Title D-LUCEA: Database of the Longitudinal Utrecht Collection of English Accents
Project coordinator Dr. H. Quené
Clarin Centre MPI
Budget € 67K
Abstract The proposed D-LUCEA project concerns the curation of a database of existing speech recordings of L1 and L2 speakers of English. The recorded speakers are students from an international student community where English is used as lingua franca. These students are being recorded longitudinally throughout their 3-year period on campus, using read and spontaneous speech in L1 and in L2 English (or in L1 English only). The proposed project aims to make the presently existing recordings compatible with CLARIN standards, and to make the resulting database accessible to researchers worldwide.

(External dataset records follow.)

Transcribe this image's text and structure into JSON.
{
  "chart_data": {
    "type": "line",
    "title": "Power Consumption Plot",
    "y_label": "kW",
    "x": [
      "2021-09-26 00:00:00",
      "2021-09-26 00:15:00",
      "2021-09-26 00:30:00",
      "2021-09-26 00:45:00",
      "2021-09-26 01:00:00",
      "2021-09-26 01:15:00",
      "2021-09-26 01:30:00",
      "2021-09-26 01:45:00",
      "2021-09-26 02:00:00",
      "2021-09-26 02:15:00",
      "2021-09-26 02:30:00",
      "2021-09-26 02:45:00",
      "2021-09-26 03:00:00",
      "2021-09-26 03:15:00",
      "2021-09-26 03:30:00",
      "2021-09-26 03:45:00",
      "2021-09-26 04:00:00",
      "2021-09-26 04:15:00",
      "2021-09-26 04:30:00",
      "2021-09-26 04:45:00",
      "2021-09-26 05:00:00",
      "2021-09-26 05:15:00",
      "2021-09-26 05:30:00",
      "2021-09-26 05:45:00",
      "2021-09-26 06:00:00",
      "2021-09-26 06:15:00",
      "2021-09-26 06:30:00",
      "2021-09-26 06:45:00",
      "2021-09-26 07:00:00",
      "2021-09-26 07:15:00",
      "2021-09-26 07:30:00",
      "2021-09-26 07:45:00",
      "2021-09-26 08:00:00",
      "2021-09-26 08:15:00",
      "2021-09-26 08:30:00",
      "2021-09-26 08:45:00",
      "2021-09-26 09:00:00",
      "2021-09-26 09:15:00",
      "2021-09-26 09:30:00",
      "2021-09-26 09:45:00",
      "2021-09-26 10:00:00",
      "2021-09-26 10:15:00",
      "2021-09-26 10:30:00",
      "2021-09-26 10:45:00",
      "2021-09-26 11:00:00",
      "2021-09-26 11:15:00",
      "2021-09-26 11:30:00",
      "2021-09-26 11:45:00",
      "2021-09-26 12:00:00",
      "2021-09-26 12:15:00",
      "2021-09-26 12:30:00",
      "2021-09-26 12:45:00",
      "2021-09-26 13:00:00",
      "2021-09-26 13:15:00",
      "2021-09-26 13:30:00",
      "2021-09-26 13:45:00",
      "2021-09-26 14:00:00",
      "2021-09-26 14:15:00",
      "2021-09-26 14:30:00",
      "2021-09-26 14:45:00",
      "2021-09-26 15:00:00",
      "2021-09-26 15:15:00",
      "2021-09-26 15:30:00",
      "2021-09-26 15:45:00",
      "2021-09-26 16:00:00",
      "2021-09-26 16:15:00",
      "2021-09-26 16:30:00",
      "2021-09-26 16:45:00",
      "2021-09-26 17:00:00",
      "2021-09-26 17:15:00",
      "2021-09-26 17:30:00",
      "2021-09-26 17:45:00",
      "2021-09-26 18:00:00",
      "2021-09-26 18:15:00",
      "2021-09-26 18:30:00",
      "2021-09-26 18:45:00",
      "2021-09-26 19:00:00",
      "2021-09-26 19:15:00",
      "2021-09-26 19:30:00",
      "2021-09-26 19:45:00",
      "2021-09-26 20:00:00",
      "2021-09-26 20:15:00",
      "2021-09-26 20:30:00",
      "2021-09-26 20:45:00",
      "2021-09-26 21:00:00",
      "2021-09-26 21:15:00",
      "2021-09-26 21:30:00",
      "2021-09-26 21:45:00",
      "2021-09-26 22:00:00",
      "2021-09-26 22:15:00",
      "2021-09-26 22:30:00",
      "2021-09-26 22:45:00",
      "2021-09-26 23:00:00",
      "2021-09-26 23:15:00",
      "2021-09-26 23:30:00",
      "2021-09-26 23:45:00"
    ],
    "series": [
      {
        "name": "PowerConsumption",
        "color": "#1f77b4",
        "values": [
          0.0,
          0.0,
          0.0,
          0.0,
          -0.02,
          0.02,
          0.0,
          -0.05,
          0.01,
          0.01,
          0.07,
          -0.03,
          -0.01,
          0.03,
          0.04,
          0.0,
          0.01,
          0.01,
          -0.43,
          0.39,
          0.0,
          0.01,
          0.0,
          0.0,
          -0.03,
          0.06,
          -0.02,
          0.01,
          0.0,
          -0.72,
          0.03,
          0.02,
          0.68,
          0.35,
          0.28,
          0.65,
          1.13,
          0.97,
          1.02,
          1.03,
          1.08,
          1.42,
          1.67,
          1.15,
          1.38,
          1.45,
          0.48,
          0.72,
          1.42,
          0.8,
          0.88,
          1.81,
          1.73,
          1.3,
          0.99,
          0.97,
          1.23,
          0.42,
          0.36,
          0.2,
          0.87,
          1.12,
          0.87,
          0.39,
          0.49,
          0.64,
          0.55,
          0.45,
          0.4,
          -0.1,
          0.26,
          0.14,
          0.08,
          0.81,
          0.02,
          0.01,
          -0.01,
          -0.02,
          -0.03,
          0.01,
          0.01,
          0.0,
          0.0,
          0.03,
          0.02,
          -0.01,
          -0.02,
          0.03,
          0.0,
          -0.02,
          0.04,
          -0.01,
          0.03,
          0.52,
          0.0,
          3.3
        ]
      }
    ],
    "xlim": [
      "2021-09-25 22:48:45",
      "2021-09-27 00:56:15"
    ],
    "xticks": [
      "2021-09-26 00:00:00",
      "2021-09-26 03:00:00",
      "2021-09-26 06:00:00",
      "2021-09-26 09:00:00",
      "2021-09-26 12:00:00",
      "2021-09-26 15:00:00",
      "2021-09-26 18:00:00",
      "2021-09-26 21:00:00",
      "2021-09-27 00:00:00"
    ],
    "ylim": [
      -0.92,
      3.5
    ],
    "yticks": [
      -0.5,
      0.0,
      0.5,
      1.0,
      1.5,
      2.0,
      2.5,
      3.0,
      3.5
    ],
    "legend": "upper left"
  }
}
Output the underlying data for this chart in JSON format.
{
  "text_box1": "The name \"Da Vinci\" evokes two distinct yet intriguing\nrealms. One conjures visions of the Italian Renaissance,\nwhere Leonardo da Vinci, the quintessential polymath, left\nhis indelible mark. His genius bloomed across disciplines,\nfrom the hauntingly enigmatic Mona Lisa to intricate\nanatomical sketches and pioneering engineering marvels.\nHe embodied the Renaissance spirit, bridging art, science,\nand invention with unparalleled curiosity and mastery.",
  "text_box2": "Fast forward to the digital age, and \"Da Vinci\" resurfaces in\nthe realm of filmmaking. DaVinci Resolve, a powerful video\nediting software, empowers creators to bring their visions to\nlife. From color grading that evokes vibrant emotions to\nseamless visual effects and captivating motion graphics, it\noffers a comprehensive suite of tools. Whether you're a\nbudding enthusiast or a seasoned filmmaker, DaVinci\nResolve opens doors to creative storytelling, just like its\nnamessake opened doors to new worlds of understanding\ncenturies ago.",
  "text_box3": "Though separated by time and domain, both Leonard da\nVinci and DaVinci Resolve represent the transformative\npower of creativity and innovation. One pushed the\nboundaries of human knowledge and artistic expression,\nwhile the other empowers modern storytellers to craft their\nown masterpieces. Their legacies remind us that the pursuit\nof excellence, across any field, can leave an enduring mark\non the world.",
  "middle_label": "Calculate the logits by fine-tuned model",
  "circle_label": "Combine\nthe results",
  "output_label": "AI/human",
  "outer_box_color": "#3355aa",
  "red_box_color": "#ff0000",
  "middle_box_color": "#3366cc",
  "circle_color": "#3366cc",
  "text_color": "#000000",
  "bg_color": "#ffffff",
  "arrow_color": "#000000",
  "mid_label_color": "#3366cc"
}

This is achieved by creating and developing and verifying metadata, creating documentation, and by issueing persistent identifiers to primary data and metadata. The resulting database will be of interest for research and development in linguistics, language education (pronunciation training), speech technology (foreign accent detection, language recognition, speech recognition), and sociophonetics.
Title EMIT-X: Early-Modern Image and Text eXchange
Project coordinator Prof. dr. E. Stronks
Clarin Centre Huygens ING
Budget € 20K
Abstract In the Early-Modern period images and texts were thought of as closely related. In books, paintings and buildings they were often used jointly in an effort to talk both to the mind and to the senses. A prime example of this bimedial culture is the emblem book. Research of the intertwining of visual and textual traditions in the emblem has profited immensely from digitization efforts, for digital editions facilitate complex searches in large corpora of emblems. The Emblem Project Utrecht (EPU) digitized Dutch emblems books, and other corpora were published by groups elsewhere in Europe and the US. In a community effort coordinated in the Open Emblem Group, an exchange format has been designed to facilitate the aggregation of material from individual projects. EMIT-X will implement this exchange format in an OAI data provider, facilitating sharing and re-use of the EPU data and preparing the way for related projects elsewhere.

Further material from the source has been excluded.